My goal in sharing this is not to condemn the officer who pulled us over or make broad generalizations about the mindsets of our police force who risk their lives each day. But as the week went on and the tragedies started happening I really began to wonder if our traffic stop would have been different if our skin was a different color. I was outraged, devastated, and felt completely helpless. I looked around and everyone everywhere seemed to be enjoying their vacation without a care in the world but I couldn’t stop thinking about Alton Sterling and Philando Castile. My husband patiently listened to me sort through everything that happened. I monopolized conversations and sobbed through our date. Then finally he gently pointed out that this is not a police problem or a black problem or a white problem, it’s a heart problem. We have barriers up that prevent us from uniting but we must begin to break down the walls that divide us if we ever want peace. And I realize now that this change has to start from within. So I made a list, because that’s what I do, and I’m sharing in case anyone else is struggling with where to go from here. Here goes:


– I will pay attention and speak up when I spot injustices because silence is acceptance. 

– I will teach my children from a non-European perspective, our country’s real history and how it was founded on the exploitation of African slaves and indigenous people. 

– I will commit to seeing things not through my own privileged lenses but through others whose life experiences and realities are so much different than mine. 

– I will strive to make real, genuine friendships with people who are not like me even when it is outside my comfort zone.  


– I will wrap my arms around the people I know in my community who are affected the most by prejudices – my black brothers and sisters, my LGBT brothers and sisters, my Hispanic brothers and sisters and the police officers I have the privilege of knowing. 

– I will try to spot and overcome my own racial biases that were ingrained in me and be brave enough to confront them. 

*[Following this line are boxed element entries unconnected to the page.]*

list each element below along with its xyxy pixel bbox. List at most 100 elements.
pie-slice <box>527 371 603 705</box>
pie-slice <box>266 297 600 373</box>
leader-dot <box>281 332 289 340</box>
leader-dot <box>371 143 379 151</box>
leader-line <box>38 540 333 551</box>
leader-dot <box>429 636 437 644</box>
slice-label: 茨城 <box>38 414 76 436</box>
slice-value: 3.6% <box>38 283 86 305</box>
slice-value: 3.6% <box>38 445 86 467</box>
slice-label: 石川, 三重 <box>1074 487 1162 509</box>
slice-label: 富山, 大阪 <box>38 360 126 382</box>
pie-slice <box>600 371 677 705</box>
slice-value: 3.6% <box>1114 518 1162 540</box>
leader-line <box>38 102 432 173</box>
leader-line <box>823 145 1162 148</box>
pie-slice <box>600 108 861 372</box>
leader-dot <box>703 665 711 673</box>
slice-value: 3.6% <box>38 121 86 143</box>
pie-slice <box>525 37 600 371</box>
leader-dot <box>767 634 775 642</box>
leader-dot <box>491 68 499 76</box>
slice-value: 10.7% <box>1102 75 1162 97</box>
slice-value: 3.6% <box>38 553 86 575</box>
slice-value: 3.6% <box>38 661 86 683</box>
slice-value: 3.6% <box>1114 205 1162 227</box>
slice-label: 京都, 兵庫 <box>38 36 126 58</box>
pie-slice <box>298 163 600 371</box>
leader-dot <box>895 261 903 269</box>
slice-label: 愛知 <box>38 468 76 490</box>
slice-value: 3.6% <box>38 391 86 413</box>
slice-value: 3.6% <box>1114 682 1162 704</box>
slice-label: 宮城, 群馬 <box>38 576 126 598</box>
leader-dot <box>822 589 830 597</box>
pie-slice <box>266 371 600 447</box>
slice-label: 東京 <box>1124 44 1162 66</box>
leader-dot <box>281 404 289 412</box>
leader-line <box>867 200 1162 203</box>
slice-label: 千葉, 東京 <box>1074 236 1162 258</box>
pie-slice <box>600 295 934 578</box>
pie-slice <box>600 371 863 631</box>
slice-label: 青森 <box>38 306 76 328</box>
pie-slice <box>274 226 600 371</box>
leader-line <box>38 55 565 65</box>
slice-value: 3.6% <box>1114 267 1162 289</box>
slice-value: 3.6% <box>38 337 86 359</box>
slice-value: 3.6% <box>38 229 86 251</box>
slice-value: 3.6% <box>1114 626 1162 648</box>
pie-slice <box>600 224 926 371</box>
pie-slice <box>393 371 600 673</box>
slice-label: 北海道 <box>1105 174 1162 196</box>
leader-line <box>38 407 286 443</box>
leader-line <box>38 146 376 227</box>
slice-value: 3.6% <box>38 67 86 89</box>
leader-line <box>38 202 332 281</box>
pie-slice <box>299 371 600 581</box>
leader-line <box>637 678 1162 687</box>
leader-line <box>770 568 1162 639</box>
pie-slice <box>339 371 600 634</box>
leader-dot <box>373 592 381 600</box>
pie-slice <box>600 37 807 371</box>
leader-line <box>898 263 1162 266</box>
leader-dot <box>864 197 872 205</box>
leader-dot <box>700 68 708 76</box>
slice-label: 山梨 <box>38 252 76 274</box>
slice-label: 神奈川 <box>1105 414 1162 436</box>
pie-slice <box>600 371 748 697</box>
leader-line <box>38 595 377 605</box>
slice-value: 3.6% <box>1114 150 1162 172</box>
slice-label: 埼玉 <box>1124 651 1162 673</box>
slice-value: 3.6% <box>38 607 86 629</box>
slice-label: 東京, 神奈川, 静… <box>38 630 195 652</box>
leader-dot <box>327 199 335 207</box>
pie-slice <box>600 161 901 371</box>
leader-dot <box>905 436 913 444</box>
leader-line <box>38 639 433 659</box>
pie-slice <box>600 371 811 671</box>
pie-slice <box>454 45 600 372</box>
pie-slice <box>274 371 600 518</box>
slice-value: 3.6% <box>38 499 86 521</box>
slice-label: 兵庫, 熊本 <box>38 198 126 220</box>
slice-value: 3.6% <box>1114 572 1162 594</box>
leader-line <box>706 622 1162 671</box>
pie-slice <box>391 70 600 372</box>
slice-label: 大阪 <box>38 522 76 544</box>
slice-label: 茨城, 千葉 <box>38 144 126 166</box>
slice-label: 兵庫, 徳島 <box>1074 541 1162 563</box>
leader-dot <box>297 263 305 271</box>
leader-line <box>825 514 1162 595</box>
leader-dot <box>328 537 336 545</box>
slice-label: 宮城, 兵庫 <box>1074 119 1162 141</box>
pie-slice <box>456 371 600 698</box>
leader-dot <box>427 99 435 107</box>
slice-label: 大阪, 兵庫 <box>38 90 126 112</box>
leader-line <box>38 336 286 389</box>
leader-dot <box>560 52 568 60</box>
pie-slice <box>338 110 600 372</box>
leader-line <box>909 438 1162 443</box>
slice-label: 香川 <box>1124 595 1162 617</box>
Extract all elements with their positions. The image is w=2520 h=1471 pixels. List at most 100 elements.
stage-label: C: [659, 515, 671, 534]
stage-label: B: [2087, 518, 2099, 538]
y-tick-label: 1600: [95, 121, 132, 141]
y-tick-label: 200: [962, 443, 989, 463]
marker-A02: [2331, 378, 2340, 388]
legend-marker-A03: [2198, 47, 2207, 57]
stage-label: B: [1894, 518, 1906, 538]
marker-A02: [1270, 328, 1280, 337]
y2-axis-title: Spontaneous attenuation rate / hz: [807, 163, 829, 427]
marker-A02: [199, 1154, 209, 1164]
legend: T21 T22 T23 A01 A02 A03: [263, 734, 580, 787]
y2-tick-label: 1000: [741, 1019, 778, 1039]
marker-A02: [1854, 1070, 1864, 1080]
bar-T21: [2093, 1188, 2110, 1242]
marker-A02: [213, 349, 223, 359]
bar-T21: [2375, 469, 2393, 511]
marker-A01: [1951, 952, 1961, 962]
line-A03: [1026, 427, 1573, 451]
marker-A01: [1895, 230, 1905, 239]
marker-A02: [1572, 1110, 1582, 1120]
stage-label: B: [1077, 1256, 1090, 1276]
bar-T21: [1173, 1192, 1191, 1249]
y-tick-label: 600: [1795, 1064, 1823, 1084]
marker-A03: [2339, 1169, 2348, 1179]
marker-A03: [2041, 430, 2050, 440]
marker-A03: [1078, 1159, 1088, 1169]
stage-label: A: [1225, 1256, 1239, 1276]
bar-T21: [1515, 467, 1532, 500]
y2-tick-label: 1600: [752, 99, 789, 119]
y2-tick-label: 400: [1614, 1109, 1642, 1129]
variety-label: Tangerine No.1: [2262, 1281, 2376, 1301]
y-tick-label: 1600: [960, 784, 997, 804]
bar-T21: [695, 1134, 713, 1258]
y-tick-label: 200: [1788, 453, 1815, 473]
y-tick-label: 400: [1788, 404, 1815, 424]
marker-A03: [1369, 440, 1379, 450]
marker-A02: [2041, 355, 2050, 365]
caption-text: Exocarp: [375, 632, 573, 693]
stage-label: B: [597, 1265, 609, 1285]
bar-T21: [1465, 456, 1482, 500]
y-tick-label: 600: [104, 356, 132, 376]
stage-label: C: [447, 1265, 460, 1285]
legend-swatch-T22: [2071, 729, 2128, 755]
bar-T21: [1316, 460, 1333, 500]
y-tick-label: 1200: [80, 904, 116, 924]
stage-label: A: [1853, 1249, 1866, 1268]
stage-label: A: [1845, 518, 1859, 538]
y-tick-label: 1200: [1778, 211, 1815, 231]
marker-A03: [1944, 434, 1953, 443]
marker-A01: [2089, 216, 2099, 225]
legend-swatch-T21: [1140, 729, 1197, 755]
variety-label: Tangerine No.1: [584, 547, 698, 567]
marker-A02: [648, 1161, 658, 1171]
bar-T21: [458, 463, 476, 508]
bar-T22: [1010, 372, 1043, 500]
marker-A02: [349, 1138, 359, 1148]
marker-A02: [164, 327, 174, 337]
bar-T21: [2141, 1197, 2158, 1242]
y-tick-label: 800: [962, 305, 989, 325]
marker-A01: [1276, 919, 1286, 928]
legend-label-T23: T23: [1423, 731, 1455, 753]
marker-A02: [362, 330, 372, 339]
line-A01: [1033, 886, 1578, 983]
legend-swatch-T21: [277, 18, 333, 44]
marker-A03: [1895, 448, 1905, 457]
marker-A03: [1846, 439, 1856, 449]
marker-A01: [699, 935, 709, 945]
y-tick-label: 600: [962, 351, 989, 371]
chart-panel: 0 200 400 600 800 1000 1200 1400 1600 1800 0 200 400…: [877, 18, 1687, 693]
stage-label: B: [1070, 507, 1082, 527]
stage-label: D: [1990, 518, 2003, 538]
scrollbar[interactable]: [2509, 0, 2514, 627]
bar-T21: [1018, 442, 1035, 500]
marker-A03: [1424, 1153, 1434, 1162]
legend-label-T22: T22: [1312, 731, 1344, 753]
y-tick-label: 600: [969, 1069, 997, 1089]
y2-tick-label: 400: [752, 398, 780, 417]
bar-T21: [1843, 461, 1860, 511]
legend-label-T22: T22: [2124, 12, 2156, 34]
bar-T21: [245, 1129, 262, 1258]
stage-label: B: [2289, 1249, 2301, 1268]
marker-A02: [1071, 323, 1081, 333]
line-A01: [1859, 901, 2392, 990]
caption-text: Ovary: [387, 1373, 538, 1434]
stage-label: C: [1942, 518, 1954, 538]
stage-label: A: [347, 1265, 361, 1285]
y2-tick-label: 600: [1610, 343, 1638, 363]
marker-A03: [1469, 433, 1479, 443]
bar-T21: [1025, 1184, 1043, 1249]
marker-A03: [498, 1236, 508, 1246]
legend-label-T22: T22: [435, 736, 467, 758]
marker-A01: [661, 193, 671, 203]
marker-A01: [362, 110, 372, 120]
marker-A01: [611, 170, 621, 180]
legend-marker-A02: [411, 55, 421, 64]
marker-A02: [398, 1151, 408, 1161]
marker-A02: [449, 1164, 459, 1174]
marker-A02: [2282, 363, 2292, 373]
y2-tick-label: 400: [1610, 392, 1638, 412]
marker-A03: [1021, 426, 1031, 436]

– I will surround myself with people who challenge me and gently guide me to think outside my very small worldview as a white American. 

– I will remember that everyone’s individual experiences shape how they see the world and be kind and patient with those who see things differently than me. 

– I will engage in rational, non-emotional dialogue with others who’s views may be different than mine in hopes that we can better understand each other. 

– I will choose unity over division always. 


We are so much stronger united friends. May we all choose compassion, kindness and gentleness.